Final Hours 

Michael Roemer’s ‘Dying’ is breathtakingly honest about the emotional realities of terminal illness.


Dying’s second story is its most confrontational; it puts less focus on stoic melanoma patient Bill than on his wife, Harriet. She’s openly frantic about what will happen to her, on a practical level, when her spouse dies. “If he’s gotta go, why can’t he just be quick and get it over with?” she wonders. (At other points she admits to praying that his chemotherapy won’t work and is mad that his doctor is “prolonging” his life — resentments that stem from her certainty that the older her and Bill’s young sons get, the worse her chances will be to remarry and properly take care of herself and her kids.) Harriet’s unfiltered anger — about which Roemer does not, at least in the documentary’s final cut, ask Bill — is upsetting to watch. It would be easier to want to chide Harriet over it if it weren’t clear that at the foundation of her inappropriate delivery are common, usually less explicitly expressed fears and furies of those in her shoes — hard-to-stomach questions of what will come next; delusionally reappropriating indignation at the universe’s unfairness to the person onto whom it’s projecting its senseless wrath.
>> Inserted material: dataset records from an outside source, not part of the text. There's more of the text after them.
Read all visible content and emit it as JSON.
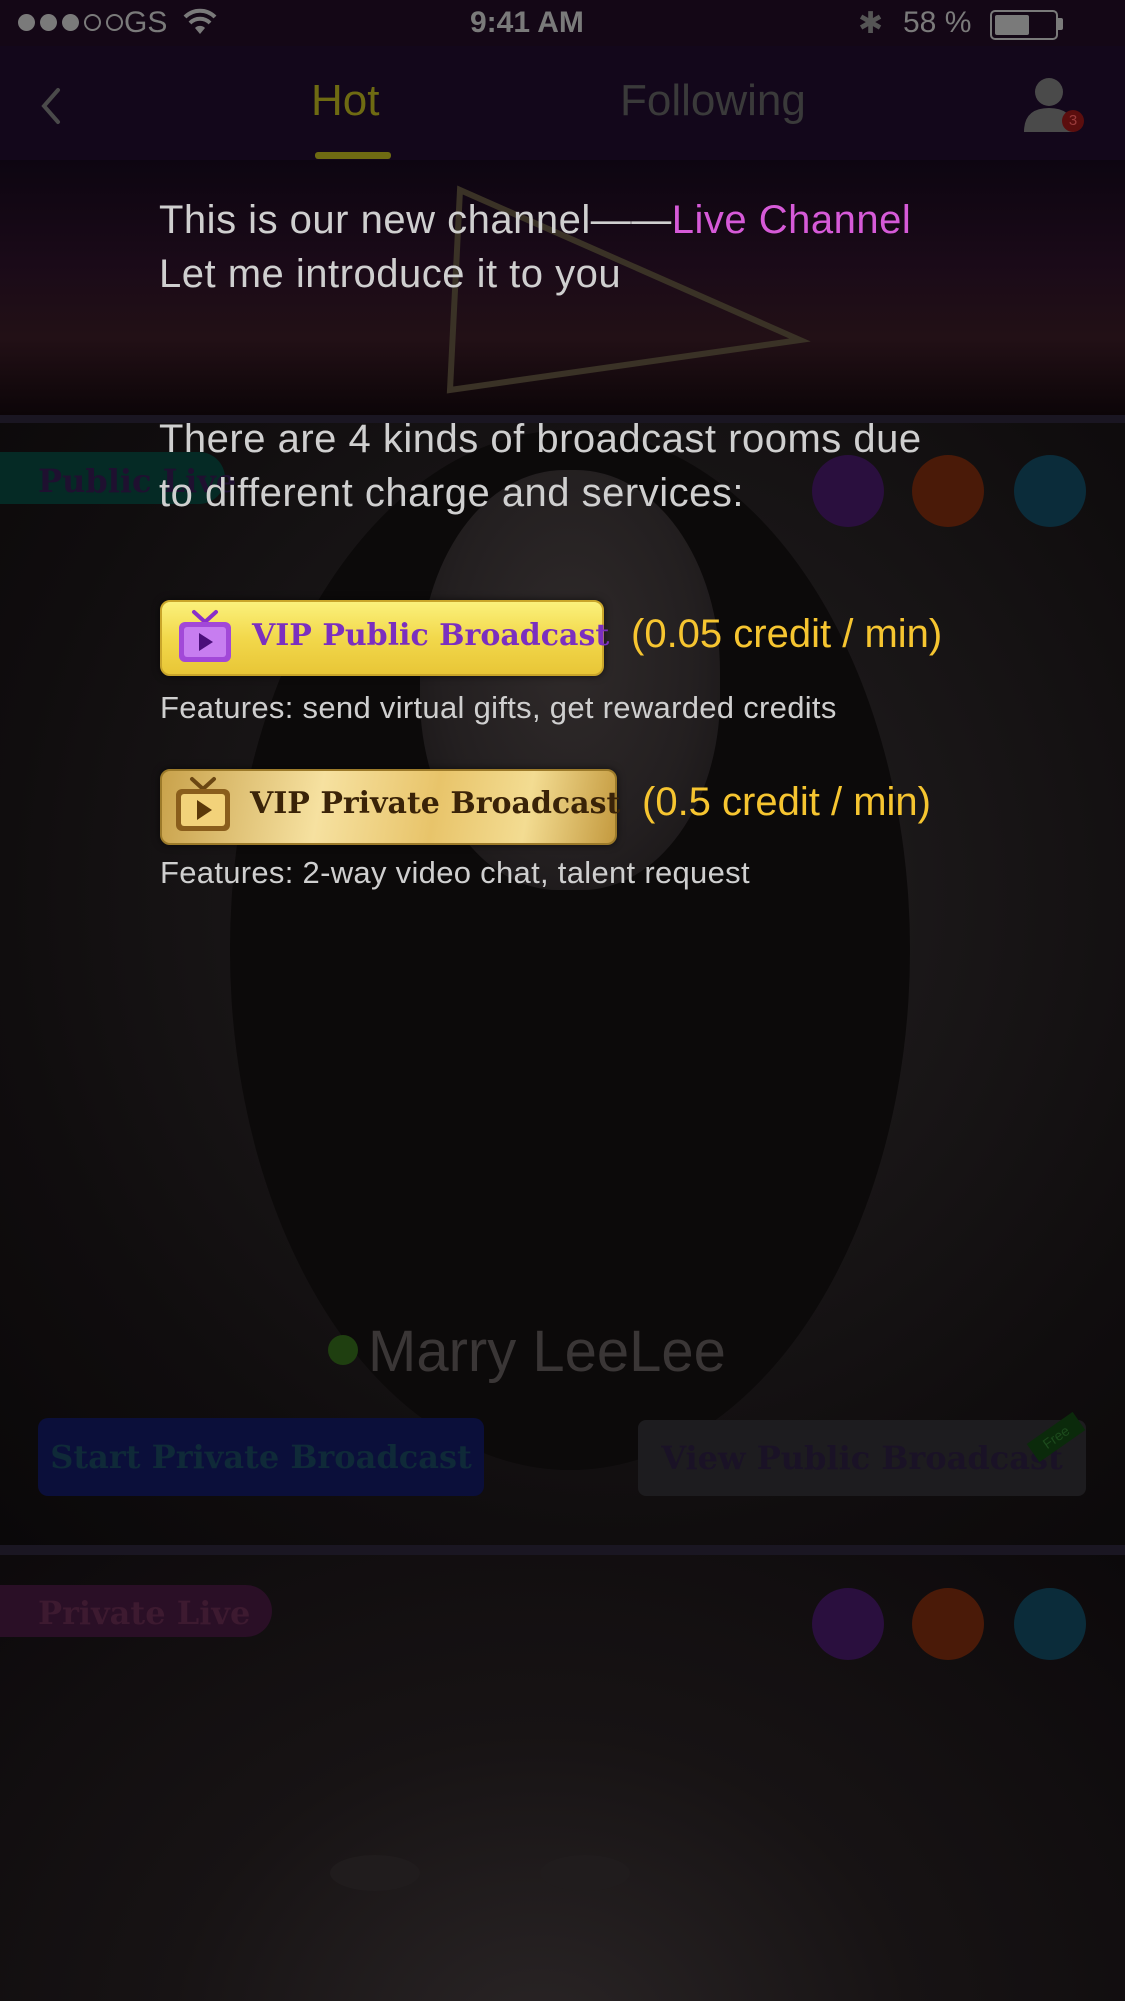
{
  "status_bar": {
    "carrier": "GS",
    "time": "9:41 AM",
    "battery_percent": "58 %",
    "battery_level": 0.58
  },
  "nav": {
    "back_icon": "chevron-left-icon",
    "tabs": [
      {
        "label": "Hot",
        "active": true
      },
      {
        "label": "Following",
        "active": false
      }
    ],
    "profile_icon": "user-icon",
    "profile_badge": "3"
  },
  "feed": {
    "card1": {
      "badge": "Public Live",
      "category_icons": [
        "microphone-icon",
        "utensils-icon",
        "dance-icon"
      ],
      "streamer_name": "Marry LeeLee",
      "start_button": "Start Private Broadcast",
      "view_button": "View Public Broadcast",
      "ribbon": "Free"
    },
    "card2": {
      "badge": "Private Live",
      "category_icons": [
        "microphone-icon",
        "utensils-icon",
        "dance-icon"
      ]
    }
  },
  "intro": {
    "line1_prefix": "This is our new channel——",
    "line1_highlight": "Live Channel",
    "line2": "Let me introduce it to you",
    "line3": "There are 4 kinds of broadcast rooms due",
    "line4": "to different charge and services:",
    "highlight_color": "#d65ad8",
    "price_color": "#f6c530"
  },
  "rooms": [
    {
      "label": "VIP Public Broadcast",
      "price": "(0.05 credit / min)",
      "features": "Features: send virtual gifts, get rewarded credits",
      "icon": "tv-play-icon"
    },
    {
      "label": "VIP Private Broadcast",
      "price": "(0.5 credit / min)",
      "features": "Features: 2-way video chat, talent request",
      "icon": "tv-play-icon"
    }
  ]
}
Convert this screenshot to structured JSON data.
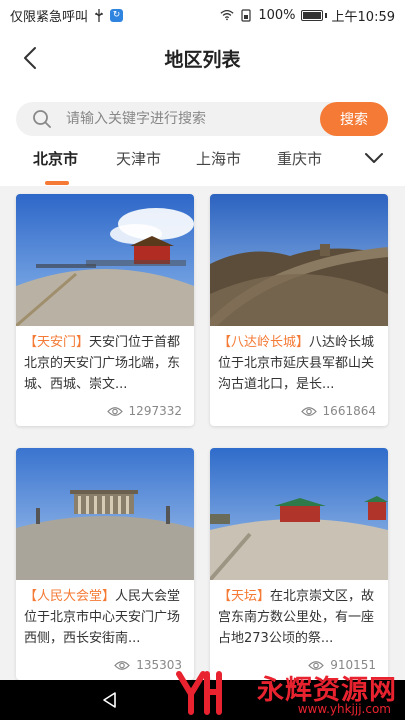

Dying’s longest segment features its only examples of testimonial-style interviews. It circles around a 56-year-old preacher named Bryant, who receives on camera the news that his cancer has spread to his liver and that he cannot be saved. Like Sally, Bryant puts on a brave face, and he appreciates at length what his cut-short life has brought him. The onetime foster child with residual pain over his lonely childhood today has a loving wife, has had several children with her, and recently became a grandfather. His wish for a big family came true. The community members who loyally return to his church every day are an extension of it. They watch raptly and sympathetically when on one occasion he grapples with his looming demise during a sermon. At his funeral — the only one Dying depicts — a long line of shattered congregants comes to pay their respects to his displayed body, whose heart is frequently fondly touched. (The movie seems to have all but made it a rule, outside of the Bill and Harriet segment, that no one besides the primary subject is interviewed or very directly asked about how they’re feeling; it would feel like more of a missed opportunity if it didn’t seem like Roemer were most of all going for portraiture instead of a quasi-group shot.)